= Somalal Shah =

Indian painter (1905–1994)

Somalal Shah (14 February 1905 – 1994) was an Indian painter and art teacher. Born in Kapadvanj and educated in Bombay and Calcutta, he spent three decades painting and teaching art in Bhavnagar in Saurashtra, Gujarat.

==Early life==
Shah was born to a shopkeeper Chunilal and Jekorben on 14 February 1905 in Kapadvanj, Gujarat, India. He studied briefly at Gujarat College in Ahmedabad in 1925 and Kalavant Karkhana in Baroda. He joined Sir J. J. School of Art, Bombay in 1926 but left for Ahmedabad after a year. He studied under Pramod Chattopadyaya from 1926 to 1928. He further studied at Indian Society of Oriental Art, Calcutta established by Abanindranath Tagore where he studied under Kshitindranath Majumdar.

==Career==
On Ravishankar Raval's advice, he joined Dakshinamurti, an educational institute established by Nanabhai Bhatt, as an arts teacher. Dakshinamurti published a portfolio of fifteen paintings titled Rang Rekha in 1934–35. In Bhavnagar State, the royal family of Bhavnagar became his patron. Dakshinamurti moved out of Bhavnagar in 1939. So Somalal taught briefly at Kumarshala and Gharshala until 1943. He joined Alfred High School in 1944 on request of the royals of Bhavnagar state. He taught arts there for two decades. He retired in 1960 and moved to Ahmedabad.

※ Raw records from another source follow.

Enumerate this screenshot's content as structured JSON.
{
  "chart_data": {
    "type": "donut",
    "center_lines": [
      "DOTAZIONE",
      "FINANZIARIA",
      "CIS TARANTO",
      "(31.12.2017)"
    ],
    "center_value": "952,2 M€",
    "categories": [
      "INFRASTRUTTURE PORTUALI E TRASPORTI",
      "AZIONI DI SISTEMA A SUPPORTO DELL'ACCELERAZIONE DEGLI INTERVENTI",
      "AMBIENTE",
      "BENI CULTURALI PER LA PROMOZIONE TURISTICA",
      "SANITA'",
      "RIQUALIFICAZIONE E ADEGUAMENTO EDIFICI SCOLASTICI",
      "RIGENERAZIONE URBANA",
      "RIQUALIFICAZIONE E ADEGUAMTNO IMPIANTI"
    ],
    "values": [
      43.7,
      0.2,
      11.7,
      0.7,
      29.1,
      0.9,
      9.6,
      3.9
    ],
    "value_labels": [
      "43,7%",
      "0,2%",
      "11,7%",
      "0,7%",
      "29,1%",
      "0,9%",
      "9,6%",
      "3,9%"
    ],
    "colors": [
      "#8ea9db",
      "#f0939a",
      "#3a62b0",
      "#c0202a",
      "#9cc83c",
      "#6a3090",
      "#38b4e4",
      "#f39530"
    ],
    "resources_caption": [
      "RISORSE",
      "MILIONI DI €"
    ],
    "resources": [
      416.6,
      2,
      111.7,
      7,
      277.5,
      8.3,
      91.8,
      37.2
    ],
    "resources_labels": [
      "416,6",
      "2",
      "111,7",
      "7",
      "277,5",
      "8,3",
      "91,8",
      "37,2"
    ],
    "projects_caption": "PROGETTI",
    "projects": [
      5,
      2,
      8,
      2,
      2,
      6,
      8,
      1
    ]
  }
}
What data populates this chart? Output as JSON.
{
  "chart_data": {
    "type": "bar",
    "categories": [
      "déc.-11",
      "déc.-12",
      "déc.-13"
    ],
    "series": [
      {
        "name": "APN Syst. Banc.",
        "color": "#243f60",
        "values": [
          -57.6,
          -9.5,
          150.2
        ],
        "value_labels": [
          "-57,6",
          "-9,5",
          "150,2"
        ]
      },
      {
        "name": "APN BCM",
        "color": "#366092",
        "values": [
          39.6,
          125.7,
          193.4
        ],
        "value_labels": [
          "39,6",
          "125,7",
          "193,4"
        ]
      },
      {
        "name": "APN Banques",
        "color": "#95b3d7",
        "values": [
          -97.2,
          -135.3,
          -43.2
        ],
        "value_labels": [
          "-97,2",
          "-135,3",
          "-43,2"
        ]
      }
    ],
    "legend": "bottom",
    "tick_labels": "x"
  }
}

He died in 1994 in Ahmedabad.

==Style==
He attempted to use European techniques on Indian subjects. He also worked in styles of Indian miniature paintings and the Bengal revivalist movement. He avoided heavy oil colour strokes and muted sepia tones. As he studied in Culcutta, he was greatly influenced by Nandalal Bose and Abanindranath Tagore. He used a wash technique which later became his signature style. He lived in Saurashtra region of Gujarat for almost three decades where his works depicted the culture and people of the region. He also illustrated the book on the birds of Kutch and Saurashtra. His paintings were natural and realistic with great attention to the details. He was a fond of wash technique of painting.

Jyoti Bhatt and Khodidas Parmar were his students.

==Awards==
He was awarded the Ranjitram Suvarna Chandrak in 1949. In 1990, he received the Ravishankar Raval State Award for Arts by the Government of Gujarat. In 1988, Ahmedabad Municipal Corporation felicitated him. He was also the recipient of an award from the Gujarat Lalit Kala Akademi.